Last night the usual suspects; Larry Beckwith, Patricia O’Callaghan, Andrew Downing and Suba Sankaran, were joined by Bradley Christensen, Dylan Bell, Robert Kortgaard and Lauren Estey, for works ranging from Debussy and Poulenc via Weill and Novello to DonMcLean and Bruce Cockburn and a whole lot more. All this in the intimate and acoustically excellent Heliconian Hall. Just a really enjoyable, stress free, evening of music and poetry.
We also got to hear about next season though with no dates as yet. It sounds good. I’m particularly excited by a Patricia O’Callaghan curated concert of Sean-nós coupled with more recent Irish language art song. Memories of the Liverpool waterfront before it got tarted up for me there.

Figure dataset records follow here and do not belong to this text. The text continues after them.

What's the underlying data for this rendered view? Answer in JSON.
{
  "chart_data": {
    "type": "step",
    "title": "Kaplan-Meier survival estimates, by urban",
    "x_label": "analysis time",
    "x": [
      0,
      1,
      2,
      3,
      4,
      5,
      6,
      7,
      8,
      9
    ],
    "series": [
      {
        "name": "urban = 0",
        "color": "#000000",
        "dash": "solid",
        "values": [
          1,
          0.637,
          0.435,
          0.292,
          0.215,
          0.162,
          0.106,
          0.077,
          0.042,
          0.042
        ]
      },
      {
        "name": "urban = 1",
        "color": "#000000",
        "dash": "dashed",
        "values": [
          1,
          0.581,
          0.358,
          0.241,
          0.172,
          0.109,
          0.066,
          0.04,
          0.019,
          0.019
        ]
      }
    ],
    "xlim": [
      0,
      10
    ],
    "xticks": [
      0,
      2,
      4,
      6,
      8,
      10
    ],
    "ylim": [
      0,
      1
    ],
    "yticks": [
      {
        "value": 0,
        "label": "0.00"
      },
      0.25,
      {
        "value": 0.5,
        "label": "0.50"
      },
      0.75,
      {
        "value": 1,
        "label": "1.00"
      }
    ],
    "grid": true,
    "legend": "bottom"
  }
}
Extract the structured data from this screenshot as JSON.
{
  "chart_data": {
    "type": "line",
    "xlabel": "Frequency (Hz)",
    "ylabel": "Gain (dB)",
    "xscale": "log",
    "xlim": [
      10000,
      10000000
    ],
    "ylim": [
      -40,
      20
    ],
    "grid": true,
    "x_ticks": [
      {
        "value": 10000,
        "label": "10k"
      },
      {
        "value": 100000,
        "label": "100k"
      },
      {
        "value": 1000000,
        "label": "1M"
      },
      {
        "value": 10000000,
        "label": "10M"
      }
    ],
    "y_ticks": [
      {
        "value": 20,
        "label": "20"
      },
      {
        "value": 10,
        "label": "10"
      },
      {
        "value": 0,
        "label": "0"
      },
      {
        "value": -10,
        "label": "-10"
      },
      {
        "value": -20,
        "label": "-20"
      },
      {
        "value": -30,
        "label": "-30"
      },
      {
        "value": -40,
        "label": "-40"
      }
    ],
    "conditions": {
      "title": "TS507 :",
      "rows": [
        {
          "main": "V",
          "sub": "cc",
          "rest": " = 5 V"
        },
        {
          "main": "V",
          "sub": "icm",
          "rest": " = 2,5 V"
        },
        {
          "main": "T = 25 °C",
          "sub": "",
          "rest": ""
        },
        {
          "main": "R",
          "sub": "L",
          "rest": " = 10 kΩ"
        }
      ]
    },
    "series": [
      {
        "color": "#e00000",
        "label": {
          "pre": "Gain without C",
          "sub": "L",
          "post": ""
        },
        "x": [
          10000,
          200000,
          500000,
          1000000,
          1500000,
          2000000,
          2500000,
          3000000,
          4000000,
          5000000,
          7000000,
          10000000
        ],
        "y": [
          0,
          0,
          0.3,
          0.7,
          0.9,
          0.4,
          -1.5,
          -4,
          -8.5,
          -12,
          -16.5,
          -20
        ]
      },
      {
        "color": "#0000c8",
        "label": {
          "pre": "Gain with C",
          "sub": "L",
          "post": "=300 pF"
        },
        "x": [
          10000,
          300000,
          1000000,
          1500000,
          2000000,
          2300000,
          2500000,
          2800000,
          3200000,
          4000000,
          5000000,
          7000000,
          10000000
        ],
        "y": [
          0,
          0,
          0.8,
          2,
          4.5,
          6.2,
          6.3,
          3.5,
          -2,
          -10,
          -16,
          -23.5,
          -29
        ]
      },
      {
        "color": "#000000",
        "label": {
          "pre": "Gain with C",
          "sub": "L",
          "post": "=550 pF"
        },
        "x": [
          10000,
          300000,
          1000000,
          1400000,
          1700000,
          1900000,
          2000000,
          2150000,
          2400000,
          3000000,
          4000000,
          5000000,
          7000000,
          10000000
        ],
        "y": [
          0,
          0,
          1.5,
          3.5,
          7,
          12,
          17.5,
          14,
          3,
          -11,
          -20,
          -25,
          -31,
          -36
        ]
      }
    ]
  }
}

Andrew Downing is promising us Unsung Heroes; the neglected talent f the Tranzac club(!); a strange place hosting open sessions in a variety styles, the occasional “big act” (I saw Waterson/Carthy there once), and strange shenanigans from the AtG La Bohème to Toronto rugby sevens parties. Larry Beckwith is curating Wound Turned to Light; a celebration of the music of James Rolfe and Suba Sankaran is bringing us Autorickshaw at 20. Teiya Kasahara and David Eliakis are threatening to do to Schumann’s Dichterliebe what they did to Mozart’s Die Zauberflōte. If you saw early incarnations of The Queen in Me you can probably predict what it will be like. And that’s not all, as they say. Check the Cnfluence website for more details, tickets and so on.